You must exchange the SSH keys so that the cron job script can run. How this works depends on the backup server's SSH server configuration. With the default configuration, you must place the public SSH key as a line in the $HOME/.ssh/authorized_keys file of the user that is used on the backup server. To make rsync use the private SSH key, you must place this key in the cron-jobs user's $HOME/.ssh and give it a default name, for example, for rsa keys, use the name id_rsa. Other options are to configure the SSH client for this user or to adjust the rsync command accordingly.

If needed, quiesce the concerned application before the backup operation. If the primary and the recovery virtual servers are located in one region, use the internal IP address for the backup.

If you want to maintain multiple backups outside virtual server instances created with Hyper Protect Virtual Servers, you can package the data with tar, encrypt it with GnuPG and store it in IBM Cloud® Object Storage.

Also, install the application to the recovery virtual server instance to enable a quick failover.

Finally, always access the application that should be recoverable by using a URL that is pointing to the virtual server IP address and never access the IP address directly.

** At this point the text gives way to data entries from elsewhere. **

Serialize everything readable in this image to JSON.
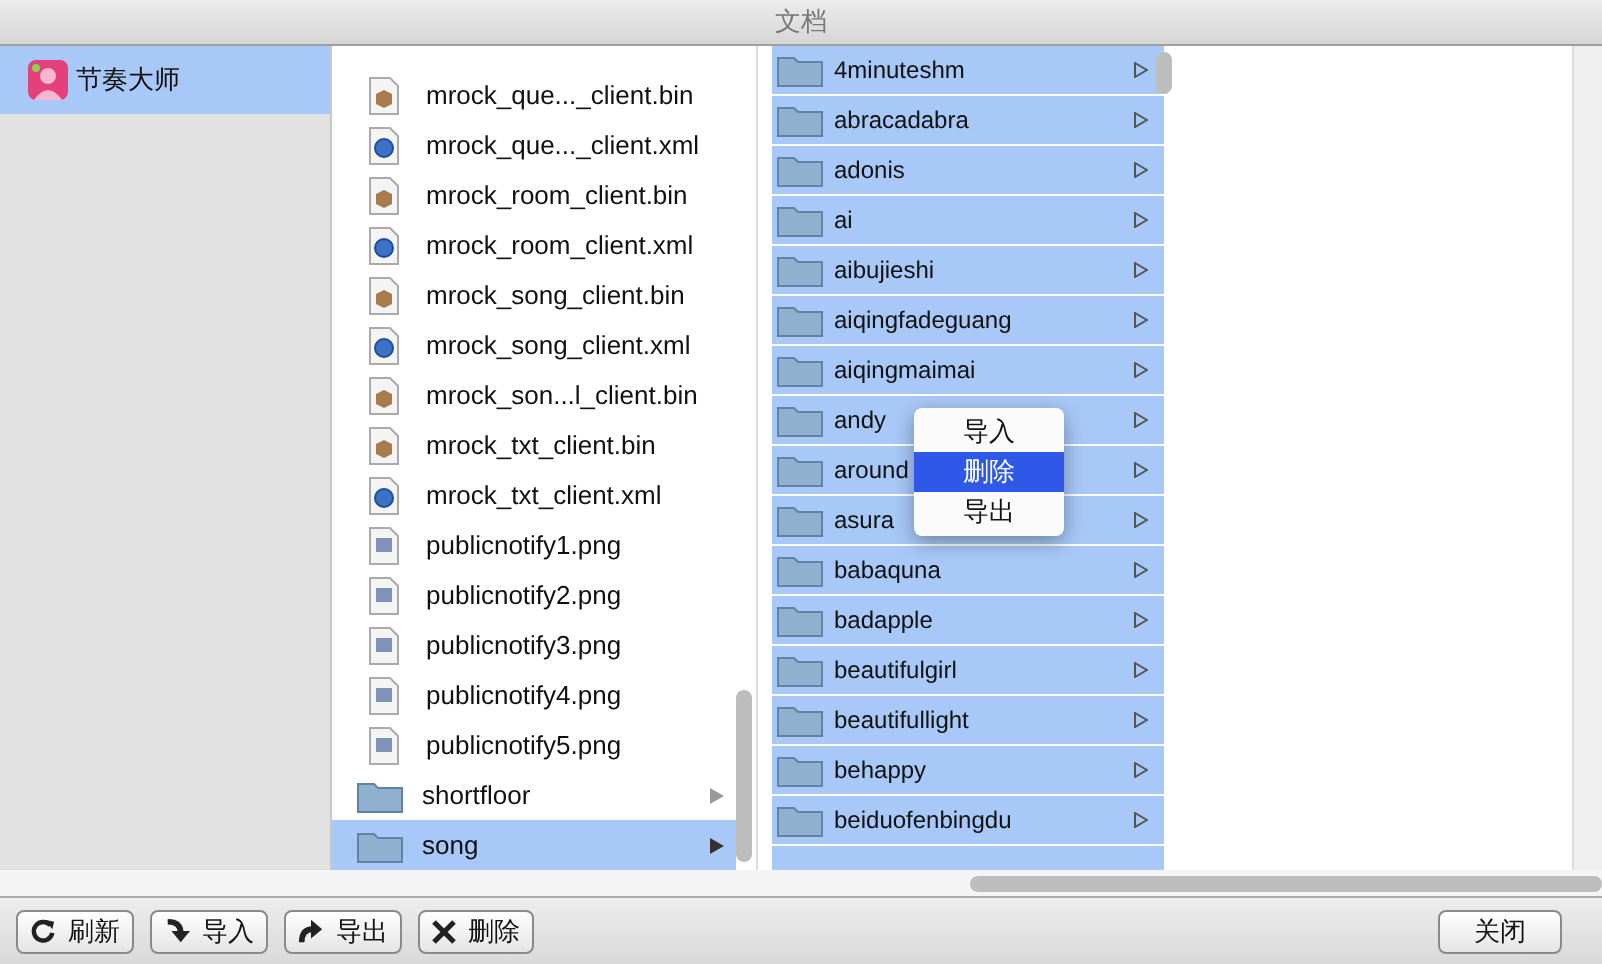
{
  "window": {
    "title": "文档"
  },
  "sidebar": {
    "items": [
      {
        "label": "节奏大师",
        "selected": true
      }
    ]
  },
  "file_column": {
    "items": [
      {
        "name": "mrock_que..._client.bin",
        "kind": "bin",
        "selected": false
      },
      {
        "name": "mrock_que..._client.xml",
        "kind": "xml",
        "selected": false
      },
      {
        "name": "mrock_room_client.bin",
        "kind": "bin",
        "selected": false
      },
      {
        "name": "mrock_room_client.xml",
        "kind": "xml",
        "selected": false
      },
      {
        "name": "mrock_song_client.bin",
        "kind": "bin",
        "selected": false
      },
      {
        "name": "mrock_song_client.xml",
        "kind": "xml",
        "selected": false
      },
      {
        "name": "mrock_son...l_client.bin",
        "kind": "bin",
        "selected": false
      },
      {
        "name": "mrock_txt_client.bin",
        "kind": "bin",
        "selected": false
      },
      {
        "name": "mrock_txt_client.xml",
        "kind": "xml",
        "selected": false
      },
      {
        "name": "publicnotify1.png",
        "kind": "png",
        "selected": false
      },
      {
        "name": "publicnotify2.png",
        "kind": "png",
        "selected": false
      },
      {
        "name": "publicnotify3.png",
        "kind": "png",
        "selected": false
      },
      {
        "name": "publicnotify4.png",
        "kind": "png",
        "selected": false
      },
      {
        "name": "publicnotify5.png",
        "kind": "png",
        "selected": false
      },
      {
        "name": "shortfloor",
        "kind": "folder",
        "selected": false
      },
      {
        "name": "song",
        "kind": "folder",
        "selected": true
      }
    ]
  },
  "song_column": {
    "items": [
      {
        "name": "4minuteshm",
        "selected": true
      },
      {
        "name": "abracadabra",
        "selected": true
      },
      {
        "name": "adonis",
        "selected": true
      },
      {
        "name": "ai",
        "selected": true
      },
      {
        "name": "aibujieshi",
        "selected": true
      },
      {
        "name": "aiqingfadeguang",
        "selected": true
      },
      {
        "name": "aiqingmaimai",
        "selected": true
      },
      {
        "name": "andy",
        "selected": true
      },
      {
        "name": "around",
        "selected": true
      },
      {
        "name": "asura",
        "selected": true
      },
      {
        "name": "babaquna",
        "selected": true
      },
      {
        "name": "badapple",
        "selected": true
      },
      {
        "name": "beautifulgirl",
        "selected": true
      },
      {
        "name": "beautifullight",
        "selected": true
      },
      {
        "name": "behappy",
        "selected": true
      },
      {
        "name": "beiduofenbingdu",
        "selected": true
      }
    ]
  },
  "context_menu": {
    "items": [
      {
        "label": "导入",
        "selected": false
      },
      {
        "label": "删除",
        "selected": true
      },
      {
        "label": "导出",
        "selected": false
      }
    ]
  },
  "toolbar": {
    "buttons": [
      {
        "label": "刷新",
        "kind": "refresh"
      },
      {
        "label": "导入",
        "kind": "import"
      },
      {
        "label": "导出",
        "kind": "export"
      },
      {
        "label": "删除",
        "kind": "delete"
      }
    ],
    "close": "关闭"
  }
}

In a recovery scenario, you can then adjust the URL to point to the recovery virtual server).

Recovery

To recover from a disaster by using the previously described backup environment, perform the following steps:

  1. Connect to the recovery virtual server instance.
  2. Start the concerned application.
  3. Test whether the application starts successfully.
  4. Reconfigure the DNS to map the application URL to the recovery virtual server.
  5. Test whether the application is reachable from outside as expected.

Test the recovery procedure periodically to ensure its effectiveness.